Two thirds think the “selecao” is favorite to lift the trophy and 35% see Neymar as likely to be player of the tournament, compared to 30% for Portugal’s Cristiano Ronaldo.

The problem, pollsters say, is not many Brazilians care.

Sixty six percent have little or no interest in the upcoming championship, while 14.5% don’t even know where it’s taking place.

“There’s not the same level of enthusiasm as before,” said driver Serafim Fernandes, as he shopped in soccer-mad Rio de Janeiro’s teeming Saara market.

Fernandes, 62, blamed the economy for the lack of passion. It’s only now edging from a record-deep, two-year recession, made worse by a corruption scandal tearing through the political elite.

“People are really suffering,” he said.

Four years ago, when Brazil hosted the World Cup, wall paintings and streets emblazoned in yellow and green sprouted around the nation well over a month before anyone touched the ball.
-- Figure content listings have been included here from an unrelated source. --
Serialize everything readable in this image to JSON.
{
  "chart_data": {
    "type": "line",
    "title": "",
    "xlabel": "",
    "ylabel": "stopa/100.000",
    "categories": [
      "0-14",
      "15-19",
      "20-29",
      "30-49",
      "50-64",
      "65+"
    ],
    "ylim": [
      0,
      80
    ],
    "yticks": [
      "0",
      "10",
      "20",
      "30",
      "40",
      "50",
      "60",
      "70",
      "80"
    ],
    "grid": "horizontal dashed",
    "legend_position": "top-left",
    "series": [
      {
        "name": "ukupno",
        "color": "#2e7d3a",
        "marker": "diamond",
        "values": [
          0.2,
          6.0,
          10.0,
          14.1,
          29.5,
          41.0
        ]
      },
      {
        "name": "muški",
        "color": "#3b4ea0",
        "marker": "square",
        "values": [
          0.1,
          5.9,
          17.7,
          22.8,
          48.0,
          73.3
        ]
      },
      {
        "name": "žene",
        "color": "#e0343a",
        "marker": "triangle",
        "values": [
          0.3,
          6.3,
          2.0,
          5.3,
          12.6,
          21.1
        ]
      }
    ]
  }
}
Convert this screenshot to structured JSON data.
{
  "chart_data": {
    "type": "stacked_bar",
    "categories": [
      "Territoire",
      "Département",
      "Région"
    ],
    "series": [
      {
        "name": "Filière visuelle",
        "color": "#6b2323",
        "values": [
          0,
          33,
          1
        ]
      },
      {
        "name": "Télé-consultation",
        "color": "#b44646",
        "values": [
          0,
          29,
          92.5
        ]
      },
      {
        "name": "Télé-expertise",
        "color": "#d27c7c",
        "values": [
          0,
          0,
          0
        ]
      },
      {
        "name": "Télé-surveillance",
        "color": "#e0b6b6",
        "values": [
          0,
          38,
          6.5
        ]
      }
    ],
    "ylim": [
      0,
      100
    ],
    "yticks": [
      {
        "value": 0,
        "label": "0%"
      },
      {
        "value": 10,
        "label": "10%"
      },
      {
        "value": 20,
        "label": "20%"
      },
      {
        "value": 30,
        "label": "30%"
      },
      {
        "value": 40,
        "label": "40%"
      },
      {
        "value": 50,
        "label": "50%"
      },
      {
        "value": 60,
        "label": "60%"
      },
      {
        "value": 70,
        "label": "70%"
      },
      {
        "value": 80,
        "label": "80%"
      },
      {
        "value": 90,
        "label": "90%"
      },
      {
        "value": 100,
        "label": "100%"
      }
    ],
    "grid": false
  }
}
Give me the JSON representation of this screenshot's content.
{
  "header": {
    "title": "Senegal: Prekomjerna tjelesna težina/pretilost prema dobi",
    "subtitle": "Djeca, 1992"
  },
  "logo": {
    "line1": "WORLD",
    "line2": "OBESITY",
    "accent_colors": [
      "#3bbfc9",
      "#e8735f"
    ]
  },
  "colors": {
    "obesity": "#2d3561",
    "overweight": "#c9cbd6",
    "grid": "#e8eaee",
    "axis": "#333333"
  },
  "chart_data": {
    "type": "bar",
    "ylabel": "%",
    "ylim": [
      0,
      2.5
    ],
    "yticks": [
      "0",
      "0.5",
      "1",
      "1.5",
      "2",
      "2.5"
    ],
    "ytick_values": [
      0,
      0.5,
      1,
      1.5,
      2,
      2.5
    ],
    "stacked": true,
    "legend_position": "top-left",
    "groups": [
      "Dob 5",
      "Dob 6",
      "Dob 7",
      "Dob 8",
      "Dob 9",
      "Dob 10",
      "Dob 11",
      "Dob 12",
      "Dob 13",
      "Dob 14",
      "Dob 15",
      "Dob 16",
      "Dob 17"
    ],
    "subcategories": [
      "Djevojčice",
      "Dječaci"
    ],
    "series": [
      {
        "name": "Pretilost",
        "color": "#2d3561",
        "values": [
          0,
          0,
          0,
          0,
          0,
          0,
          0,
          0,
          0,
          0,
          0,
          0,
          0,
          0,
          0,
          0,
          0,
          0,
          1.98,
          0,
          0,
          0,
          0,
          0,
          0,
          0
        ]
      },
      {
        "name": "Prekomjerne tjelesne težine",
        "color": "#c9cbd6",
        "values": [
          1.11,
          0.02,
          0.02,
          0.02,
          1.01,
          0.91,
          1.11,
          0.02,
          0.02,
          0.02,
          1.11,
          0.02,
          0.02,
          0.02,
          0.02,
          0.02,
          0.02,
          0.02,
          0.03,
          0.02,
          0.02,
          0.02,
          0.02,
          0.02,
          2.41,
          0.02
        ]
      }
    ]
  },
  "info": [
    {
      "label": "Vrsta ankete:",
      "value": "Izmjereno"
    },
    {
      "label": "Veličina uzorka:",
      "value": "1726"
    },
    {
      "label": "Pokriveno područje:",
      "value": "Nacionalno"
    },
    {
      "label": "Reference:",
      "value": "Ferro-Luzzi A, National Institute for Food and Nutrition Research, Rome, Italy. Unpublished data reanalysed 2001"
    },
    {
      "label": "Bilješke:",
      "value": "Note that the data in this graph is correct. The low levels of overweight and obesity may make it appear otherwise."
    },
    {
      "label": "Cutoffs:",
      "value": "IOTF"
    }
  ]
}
The enthusiasm was linked in part to the fact that the tournament was on home soil. But street painting, flag hanging and murals are an old tradition and the decorations’ absence so far this year is glaring.

In Rio de Janeiro, there’s even a threat to the staging of the 40-year-old World Cup street party known as Alzirao.

The biggest fan festival in the city is usually set up far in advance, attracting tens of thousands of people. This year Alzirao has yet to show any signs of life after losing its sponsor, the drinks giant Ambev.

“We are fighting to make the event possible after Ambev’s disappointing attitude,” organizers said in a statement.

At one of the many Rio de Janeiro stores selling Brazilian football kits, shopkeeper Paulo Santos Silva said he was being “prudent” about buying stock ahead of the tournament.

“Before, you could order 5 000 shirts, knowing they’d sell. Now you risk ending up stuck with them, so you buy 100, sell them, buy 100 and if we win a game buy 200,” he said.

Silva, 60, says the economic slowdown isn’t all that’s spooking him. There’s the “shameful” exit from the 2014 event, that 7-1 semi-final apocalypse against Germany.

“It’s engraved on Brazilians’ memory,” he said gloomily.